Joints contain a substance which prevents friction and enables them to move smoothly. As the workout does heavily larger pressure over joints, you need more lubrication than usual.
Heavy weights do not hurt joints. Heavy weights certainly hurt non-lubricated joints.
You need about 5 minutes warming up to lubricate joints. The best way to lubricate them is by rotational movements.
This video gives these movements.
Caution – as a warmup DO ONLY THE ROTATIONAL MOVEMENTS shown on the video, not the stretching moves.
Each rotation for each joint is done at least 10 times in one and then 10 times in the other direction.
Second – warming up muscles after you’re done with the joints:
Begin every exercise with around 20-30% of the max weights. Do one set with 10 reps, then increase the weights and do 6-7 reps. Then again add weights, 5 reps and thus you end the warm up for that exercise with 3-4 warmup sets. When you get to the planned maximum, then you start the real sets for that exercise.
The importance of this must not be underestimated. It is not about how heavy can you lift, but about the sudden pressure over the joints, cartilage, ligaments, tendons. There must not be a sudden, high load, but a gradual one.
This also warms up muscles and readies the body for the heavier efforts. Warming up the muscles is as important and this is the whole philosophy of how you do it.
Third – isolation exercises against compound exercises.
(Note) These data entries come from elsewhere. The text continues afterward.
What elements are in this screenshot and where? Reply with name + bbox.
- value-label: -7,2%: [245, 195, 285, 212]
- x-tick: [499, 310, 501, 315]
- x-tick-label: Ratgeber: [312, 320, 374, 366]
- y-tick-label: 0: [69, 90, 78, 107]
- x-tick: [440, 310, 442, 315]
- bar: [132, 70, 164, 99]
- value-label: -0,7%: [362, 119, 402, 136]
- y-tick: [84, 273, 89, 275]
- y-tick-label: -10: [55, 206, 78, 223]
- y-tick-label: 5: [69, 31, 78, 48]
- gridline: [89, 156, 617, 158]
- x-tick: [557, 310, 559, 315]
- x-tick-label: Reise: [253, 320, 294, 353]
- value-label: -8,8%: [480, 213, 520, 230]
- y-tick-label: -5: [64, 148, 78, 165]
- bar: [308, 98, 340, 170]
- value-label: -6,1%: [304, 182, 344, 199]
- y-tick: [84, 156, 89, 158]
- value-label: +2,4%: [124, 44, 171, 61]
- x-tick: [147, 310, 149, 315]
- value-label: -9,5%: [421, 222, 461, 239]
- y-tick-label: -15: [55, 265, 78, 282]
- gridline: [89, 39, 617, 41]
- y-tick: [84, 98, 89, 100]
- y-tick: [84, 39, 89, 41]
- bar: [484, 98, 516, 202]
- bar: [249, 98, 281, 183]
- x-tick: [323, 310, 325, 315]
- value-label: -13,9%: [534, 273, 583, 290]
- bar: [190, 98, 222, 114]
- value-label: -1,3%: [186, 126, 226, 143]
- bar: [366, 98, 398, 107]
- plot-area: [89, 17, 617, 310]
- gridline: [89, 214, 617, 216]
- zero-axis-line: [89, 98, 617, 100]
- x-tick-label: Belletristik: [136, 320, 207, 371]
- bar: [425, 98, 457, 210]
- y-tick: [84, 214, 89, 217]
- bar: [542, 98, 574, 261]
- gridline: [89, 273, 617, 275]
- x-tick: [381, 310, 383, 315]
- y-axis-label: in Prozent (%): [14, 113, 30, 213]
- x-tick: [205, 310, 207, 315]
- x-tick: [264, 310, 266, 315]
The practice of doing mostly isolation exercises does not allow for adequate response of testosterone and the human growth hormone which are key to healing, building and strengthening the muscle and the body as a whole. Here enter other factors as absorbing nutrients, as the growth hormone is key to using protein and minerals as building materials. With inadequate natural levels of growth hormone, healing and strengthening will also be inadequate. Not having enough growth hormone and testosterone inhibits the mechanism of how muscles grow, and this mechanism works for every part of the body, joints, bones, ligaments, etc. You need compound exercises in every workout.
The effect of not applying these recommendations is not always visible at once. It can accumulate insidiously during weeks, months even years. And suddenly it becomes a problem. “Why are my knees so sensitive, I train, they should be stronger.”
And someone tells you your training weights are too heavy and that that exercise damages the knees. Lo and behold, a dangerous exercise. 😀
Warming up before a workout is needed as water and air.